Commercial Evictions are very similar to Residential Evictions in the State of Florida. If a Tenant fails to pay rent to the Landlord when it is due, the Landlord can give the Tenant a three (3) day notice to either pay rent or vacate the property. If the Tenant fails to pay rent after the three (3) day period expires, the Landlord can file a Eviction against the Commercial Tenant.
Upon being served with an Eviction Complaint, the Tenant has five (5) business days to respond to the Eviction Complaint. If the Tenant believes they have defenses to the Eviction Complaint, the Tenant will file a Response to the Eviction Complaint as well as deposit the disputed amount of rent into the Court Registry. At this time, the Court will likely set the case for mediation and allow the Tenant the opportunity to resolve the case with the Landlord. If the case is not resolved at mediation, the case will be set for a Final Hearing wherein the Judge will determine the final outcome of the Commercial Eviction.

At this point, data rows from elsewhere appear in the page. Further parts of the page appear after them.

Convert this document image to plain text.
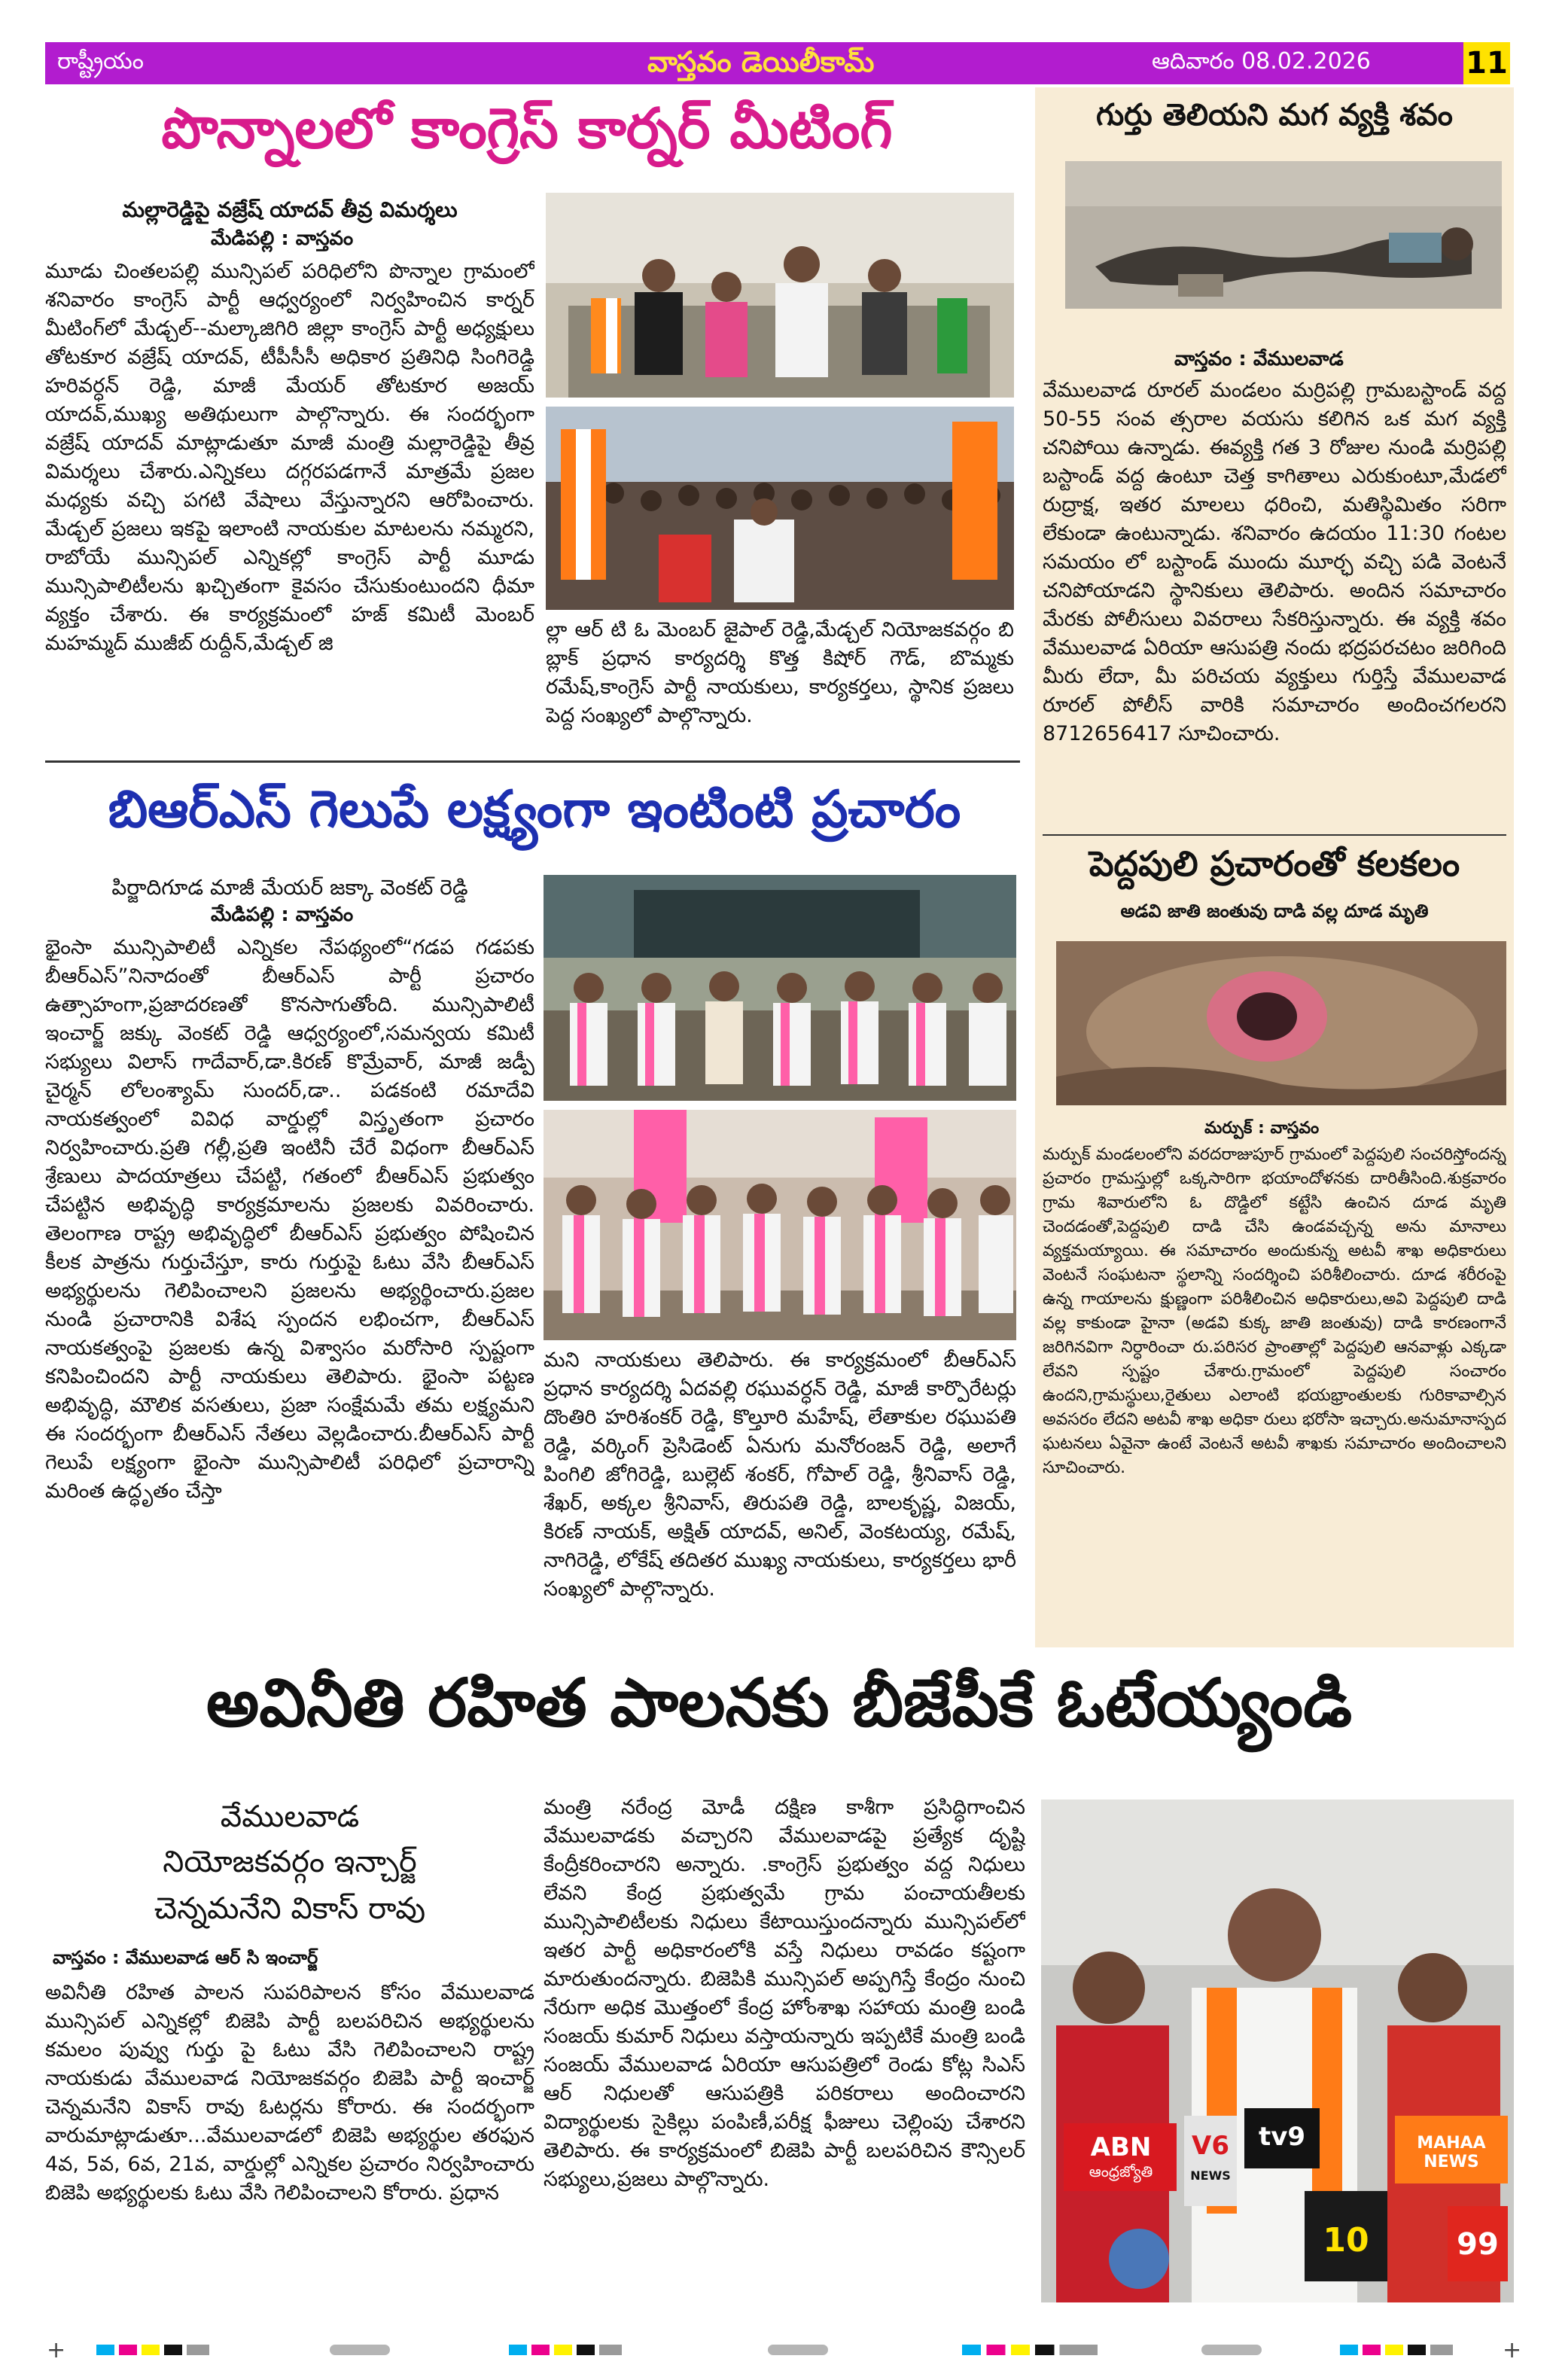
రాష్ట్రీయం	వాస్తవం డెయిలీకామ్	ఆదివారం 08.02.2026	11
పొన్నాలలో కాంగ్రెస్ కార్నర్ మీటింగ్
మల్లారెడ్డిపై వజ్రేష్ యాదవ్ తీవ్ర విమర్శలు
మేడిపల్లి : వాస్తవం
మూడు చింతలపల్లి మున్సిపల్ పరిధిలోని పొన్నాల గ్రామంలో శనివారం కాంగ్రెస్ పార్టీ ఆధ్వర్యంలో నిర్వహించిన కార్నర్ మీటింగ్‌లో మేడ్చల్--మల్కాజిగిరి జిల్లా కాంగ్రెస్ పార్టీ అధ్యక్షులు తోటకూర వజ్రేష్ యాదవ్, టీపీసీసీ అధికార ప్రతినిధి సింగిరెడ్డి హరివర్ధన్ రెడ్డి, మాజీ మేయర్ తోటకూర అజయ్ యాదవ్,ముఖ్య అతిథులుగా పాల్గొన్నారు. ఈ సందర్భంగా వజ్రేష్ యాదవ్ మాట్లాడుతూ మాజీ మంత్రి మల్లారెడ్డిపై తీవ్ర విమర్శలు చేశారు.ఎన్నికలు దగ్గరపడగానే మాత్రమే ప్రజల మధ్యకు వచ్చి పగటి వేషాలు వేస్తున్నారని ఆరోపించారు. మేడ్చల్ ప్రజలు ఇకపై ఇలాంటి నాయకుల మాటలను నమ్మరని, రాబోయే మున్సిపల్ ఎన్నికల్లో కాంగ్రెస్ పార్టీ మూడు మున్సిపాలిటీలను ఖచ్చితంగా కైవసం చేసుకుంటుందని ధీమా వ్యక్తం చేశారు. ఈ కార్యక్రమంలో హజ్ కమిటీ మెంబర్ మహమ్మద్ ముజీబ్ రుద్దీన్,మేడ్చల్ జి
ల్లా ఆర్ టి ఓ మెంబర్ జైపాల్ రెడ్డి,మేడ్చల్ నియోజకవర్గం బి బ్లాక్ ప్రధాన కార్యదర్శి కొత్త కిషోర్ గౌడ్, బొమ్మకు రమేష్,కాంగ్రెస్ పార్టీ నాయకులు, కార్యకర్తలు, స్థానిక ప్రజలు పెద్ద సంఖ్యలో పాల్గొన్నారు.
బిఆర్ఎస్ గెలుపే లక్ష్యంగా ఇంటింటి ప్రచారం
పిర్జాదిగూడ మాజీ మేయర్ జక్కా వెంకట్ రెడ్డి
మేడిపల్లి : వాస్తవం
భైంసా మున్సిపాలిటీ ఎన్నికల నేపథ్యంలో“గడప గడపకు బీఆర్ఎస్”నినాదంతో బీఆర్ఎస్ పార్టీ ప్రచారం ఉత్సాహంగా,ప్రజాదరణతో కొనసాగుతోంది. మున్సిపాలిటీ ఇంచార్జ్ జక్కు వెంకట్ రెడ్డి ఆధ్వర్యంలో,సమన్వయ కమిటీ సభ్యులు విలాస్ గాదేవార్,డా.కిరణ్ కొమ్రేవార్, మాజీ జడ్పీ చైర్మన్ లోలంశ్యామ్ సుందర్,డా.. పడకంటి రమాదేవి నాయకత్వంలో వివిధ వార్డుల్లో విస్తృతంగా ప్రచారం నిర్వహించారు.ప్రతి గల్లీ,ప్రతి ఇంటినీ చేరే విధంగా బీఆర్ఎస్ శ్రేణులు పాదయాత్రలు చేపట్టి, గతంలో బీఆర్ఎస్ ప్రభుత్వం చేపట్టిన అభివృద్ధి కార్యక్రమాలను ప్రజలకు వివరించారు. తెలంగాణ రాష్ట్ర అభివృద్ధిలో బీఆర్ఎస్ ప్రభుత్వం పోషించిన కీలక పాత్రను గుర్తుచేస్తూ, కారు గుర్తుపై ఓటు వేసి బీఆర్ఎస్ అభ్యర్థులను గెలిపించాలని ప్రజలను అభ్యర్థించారు.ప్రజల నుండి ప్రచారానికి విశేష స్పందన లభించగా, బీఆర్ఎస్ నాయకత్వంపై ప్రజలకు ఉన్న విశ్వాసం మరోసారి స్పష్టంగా కనిపించిందని పార్టీ నాయకులు తెలిపారు. భైంసా పట్టణ అభివృద్ధి, మౌలిక వసతులు, ప్రజా సంక్షేమమే తమ లక్ష్యమని ఈ సందర్భంగా బీఆర్ఎస్ నేతలు వెల్లడించారు.బీఆర్ఎస్ పార్టీ గెలుపే లక్ష్యంగా భైంసా మున్సిపాలిటీ పరిధిలో ప్రచారాన్ని మరింత ఉద్ధృతం చేస్తా
మని నాయకులు తెలిపారు. ఈ కార్యక్రమంలో బీఆర్ఎస్ ప్రధాన కార్యదర్శి ఏదవల్లి రఘువర్ధన్ రెడ్డి, మాజీ కార్పొరేటర్లు దొంతిరి హరిశంకర్ రెడ్డి, కొల్తూరి మహేష్, లేతాకుల రఘుపతి రెడ్డి, వర్కింగ్ ప్రెసిడెంట్ ఏనుగు మనోరంజన్ రెడ్డి, అలాగే పింగిలి జోగిరెడ్డి, బుల్లెట్ శంకర్, గోపాల్ రెడ్డి, శ్రీనివాస్ రెడ్డి, శేఖర్, అక్కల శ్రీనివాస్, తిరుపతి రెడ్డి, బాలకృష్ణ, విజయ్, కిరణ్ నాయక్, అక్షిత్ యాదవ్, అనిల్, వెంకటయ్య, రమేష్, నాగిరెడ్డి, లోకేష్ తదితర ముఖ్య నాయకులు, కార్యకర్తలు భారీ సంఖ్యలో పాల్గొన్నారు.
గుర్తు తెలియని మగ వ్యక్తి శవం
వాస్తవం : వేములవాడ
వేములవాడ రూరల్ మండలం మర్రిపల్లి గ్రామబస్టాండ్ వద్ద 50-55 సంవ త్సరాల వయసు కలిగిన ఒక మగ వ్యక్తి చనిపోయి ఉన్నాడు. ఈవ్యక్తి గత 3 రోజుల నుండి మర్రిపల్లి బస్టాండ్ వద్ద ఉంటూ చెత్త కాగితాలు ఎరుకుంటూ,మేడలో రుద్రాక్ష, ఇతర మాలలు ధరించి, మతిస్థిమితం సరిగా లేకుండా ఉంటున్నాడు. శనివారం ఉదయం 11:30 గంటల సమయం లో బస్టాండ్ ముందు మూర్ఛ వచ్చి పడి వెంటనే చనిపోయాడని స్థానికులు తెలిపారు. అందిన సమాచారం మేరకు పోలీసులు వివరాలు సేకరిస్తున్నారు. ఈ వ్యక్తి శవం వేములవాడ ఏరియా ఆసుపత్రి నందు భద్రపరచటం జరిగింది మీరు లేదా, మీ పరిచయ వ్యక్తులు గుర్తిస్తే వేములవాడ రూరల్ పోలీస్ వారికి సమాచారం అందించగలరని 8712656417 సూచించారు.
పెద్దపులి ప్రచారంతో కలకలం
అడవి జాతి జంతువు దాడి వల్ల దూడ మృతి
మర్పుక్ : వాస్తవం
మర్పుక్ మండలంలోని వరదరాజుపూర్ గ్రామంలో పెద్దపులి సంచరిస్తోందన్న ప్రచారం గ్రామస్తుల్లో ఒక్కసారిగా భయాందోళనకు దారితీసింది.శుక్రవారం గ్రామ శివారులోని ఓ దొడ్డిలో కట్టేసి ఉంచిన దూడ మృతి చెందడంతో,పెద్దపులి దాడి చేసి ఉండవచ్చన్న అను మానాలు వ్యక్తమయ్యాయి. ఈ సమాచారం అందుకున్న అటవీ శాఖ అధికారులు వెంటనే సంఘటనా స్థలాన్ని సందర్శించి పరిశీలించారు. దూడ శరీరంపై ఉన్న గాయాలను క్షుణ్ణంగా పరిశీలించిన అధికారులు,అవి పెద్దపులి దాడి వల్ల కాకుండా హైనా (అడవి కుక్క జాతి జంతువు) దాడి కారణంగానే జరిగినవిగా నిర్ధారించా రు.పరిసర ప్రాంతాల్లో పెద్దపులి ఆనవాళ్లు ఎక్కడా లేవని స్పష్టం చేశారు.గ్రామంలో పెద్దపులి సంచారం ఉందని,గ్రామస్థులు,రైతులు ఎలాంటి భయభ్రాంతులకు గురికావాల్సిన అవసరం లేదని అటవీ శాఖ అధికా రులు భరోసా ఇచ్చారు.అనుమానాస్పద ఘటనలు ఏవైనా ఉంటే వెంటనే అటవీ శాఖకు సమాచారం అందించాలని సూచించారు.
అవినీతి రహిత పాలనకు బీజేపీకే ఓటేయ్యండి
వేములవాడ
నియోజకవర్గం ఇన్చార్జ్
చెన్నమనేని వికాస్ రావు
వాస్తవం : వేములవాడ ఆర్ సి ఇంచార్జ్
అవినీతి రహిత పాలన సుపరిపాలన కోసం వేములవాడ మున్సిపల్ ఎన్నికల్లో బిజెపి పార్టీ బలపరిచిన అభ్యర్థులను కమలం పువ్వు గుర్తు పై ఓటు వేసి గెలిపించాలని రాష్ట్ర నాయకుడు వేములవాడ నియోజకవర్గం బిజెపి పార్టీ ఇంచార్జ్ చెన్నమనేని వికాస్ రావు ఓటర్లను కోరారు. ఈ సందర్భంగా వారుమాట్లాడుతూ...వేములవాడలో బిజెపి అభ్యర్థుల తరఫున 4వ, 5వ, 6వ, 21వ, వార్డుల్లో ఎన్నికల ప్రచారం నిర్వహించారు బిజెపి అభ్యర్థులకు ఓటు వేసి గెలిపించాలని కోరారు. ప్రధాన
మంత్రి నరేంద్ర మోడీ దక్షిణ కాశీగా ప్రసిద్ధిగాంచిన వేములవాడకు వచ్చారని వేములవాడపై ప్రత్యేక దృష్టి కేంద్రీకరించారని అన్నారు. .కాంగ్రెస్ ప్రభుత్వం వద్ద నిధులు లేవని కేంద్ర ప్రభుత్వమే గ్రామ పంచాయతీలకు మున్సిపాలిటీలకు నిధులు కేటాయిస్తుందన్నారు మున్సిపల్‌లో ఇతర పార్టీ అధికారంలోకి వస్తే నిధులు రావడం కష్టంగా మారుతుందన్నారు. బిజెపికి మున్సిపల్ అప్పగిస్తే కేంద్రం నుంచి నేరుగా అధిక మొత్తంలో కేంద్ర హోంశాఖ సహాయ మంత్రి బండి సంజయ్ కుమార్ నిధులు వస్తాయన్నారు ఇప్పటికే మంత్రి బండి సంజయ్ వేములవాడ ఏరియా ఆసుపత్రిలో రెండు కోట్ల సిఎస్ ఆర్ నిధులతో ఆసుపత్రికి పరికరాలు అందించారని విద్యార్థులకు సైకిల్లు పంపిణీ,పరీక్ష ఫీజులు చెల్లింపు చేశారని తెలిపారు. ఈ కార్యక్రమంలో బిజెపి పార్టీ బలపరిచిన కౌన్సిలర్ సభ్యులు,ప్రజలు పాల్గొన్నారు.
ABN
ఆంధ్రజ్యోతి
V6
NEWS
tv9	MAHAA NEWS
10	99
+	+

If the Tenant fails to respond to the Complaint after five (5) days, the Landlord can file a Motion for Default with the Clerk. After a default is entered, the Landlord can then file a Motion for Final Default Judgment of Eviction. If the Judge grants the Landlord’s Motion for Final Default Judgment of Eviction, the Judge will then direct the Clerk to sign the Writ of Possession. A Writ of Possession is a document that the Clerk signs that allows the Sheriff to post a twenty-four hour notice on the Commercial Tenant’s Door.